In this study children with poorly controlled asthma without gastroesophageal reflux (GER) symptoms not only did not do better with lansoprazole, they had more adverse events with increased respiratory infections. There were also six times as many activity related fractures in those on the medication. Although it didn’t quite reach statistical significance because of the relatively small numbers, the PPI’s are known to be associated with osteoporosis in adults.

This illustrates the important difference in statistics between association and causation. Just because two things occur together, doesn’t meant that one causes the other, and even so, it doesn’t mean treating one will treat the other. There is an old joke of a man walking around carrying an umbrella on a sunny day. “Why are you carrying an umbrella when it’s not raining,” asked his friend. “To keep the tigers away,” he replied. “But there are no tigers around here,” his friend objected. “See, it works,” he answered.

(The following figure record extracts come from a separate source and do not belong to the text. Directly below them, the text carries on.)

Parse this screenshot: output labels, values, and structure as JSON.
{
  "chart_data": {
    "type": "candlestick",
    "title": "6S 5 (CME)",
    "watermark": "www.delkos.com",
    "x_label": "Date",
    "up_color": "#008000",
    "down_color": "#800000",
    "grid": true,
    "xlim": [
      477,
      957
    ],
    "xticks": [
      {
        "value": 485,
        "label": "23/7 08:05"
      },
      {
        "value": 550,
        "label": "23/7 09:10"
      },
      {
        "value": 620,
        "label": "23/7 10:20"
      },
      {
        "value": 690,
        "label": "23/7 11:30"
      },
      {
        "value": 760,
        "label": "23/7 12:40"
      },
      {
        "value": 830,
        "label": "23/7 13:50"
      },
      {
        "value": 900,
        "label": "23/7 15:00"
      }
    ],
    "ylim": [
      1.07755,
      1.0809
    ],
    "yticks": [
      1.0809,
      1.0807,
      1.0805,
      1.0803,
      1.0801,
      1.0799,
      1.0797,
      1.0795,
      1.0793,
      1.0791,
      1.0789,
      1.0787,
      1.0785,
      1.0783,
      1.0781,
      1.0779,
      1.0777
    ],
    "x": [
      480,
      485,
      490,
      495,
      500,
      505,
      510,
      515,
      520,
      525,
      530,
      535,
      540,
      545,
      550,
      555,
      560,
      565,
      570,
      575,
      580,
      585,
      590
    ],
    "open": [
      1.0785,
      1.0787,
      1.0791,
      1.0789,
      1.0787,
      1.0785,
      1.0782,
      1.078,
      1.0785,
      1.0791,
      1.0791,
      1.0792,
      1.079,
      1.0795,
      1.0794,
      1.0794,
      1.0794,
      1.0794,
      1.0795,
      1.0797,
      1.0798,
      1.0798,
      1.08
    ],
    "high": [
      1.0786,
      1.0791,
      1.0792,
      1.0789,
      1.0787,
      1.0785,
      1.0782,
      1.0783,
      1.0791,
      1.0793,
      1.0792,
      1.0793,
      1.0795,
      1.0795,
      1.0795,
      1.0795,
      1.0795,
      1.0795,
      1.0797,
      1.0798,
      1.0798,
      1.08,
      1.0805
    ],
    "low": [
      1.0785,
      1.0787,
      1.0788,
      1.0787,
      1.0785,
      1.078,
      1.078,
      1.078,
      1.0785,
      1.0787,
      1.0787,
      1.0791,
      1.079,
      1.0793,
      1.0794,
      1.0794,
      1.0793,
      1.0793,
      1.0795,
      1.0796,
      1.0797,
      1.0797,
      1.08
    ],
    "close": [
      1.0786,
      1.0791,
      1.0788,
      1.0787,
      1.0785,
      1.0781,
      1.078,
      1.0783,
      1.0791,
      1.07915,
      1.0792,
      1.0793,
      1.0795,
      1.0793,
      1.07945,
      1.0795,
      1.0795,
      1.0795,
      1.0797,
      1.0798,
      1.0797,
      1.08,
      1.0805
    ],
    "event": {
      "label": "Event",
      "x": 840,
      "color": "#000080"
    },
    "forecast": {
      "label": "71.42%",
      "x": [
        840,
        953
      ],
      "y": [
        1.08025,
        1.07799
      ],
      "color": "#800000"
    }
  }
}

The accompanying JAMA editorial called the use of proton pump inhibitors for asthma a case of, “therapeutic creep.” That’s using medications beyond what the scientific evidence shows. This is not necessarily wrong. For example I commonly recommend vitamin D for my patients even though we still don’t have definitive evidence. In such cases, though, it’s good to remember the limits of what we know and beware of potential risks. As Hippocrates reportedly first said, Primum non nocere – First do no harm.

Even my dog’s veterinarian suggested using using over-the-counter Zantac or Pepcid for reflux because my dog sometimes threw up on the rug. Now I don’t feel so bad that I ignored her advice.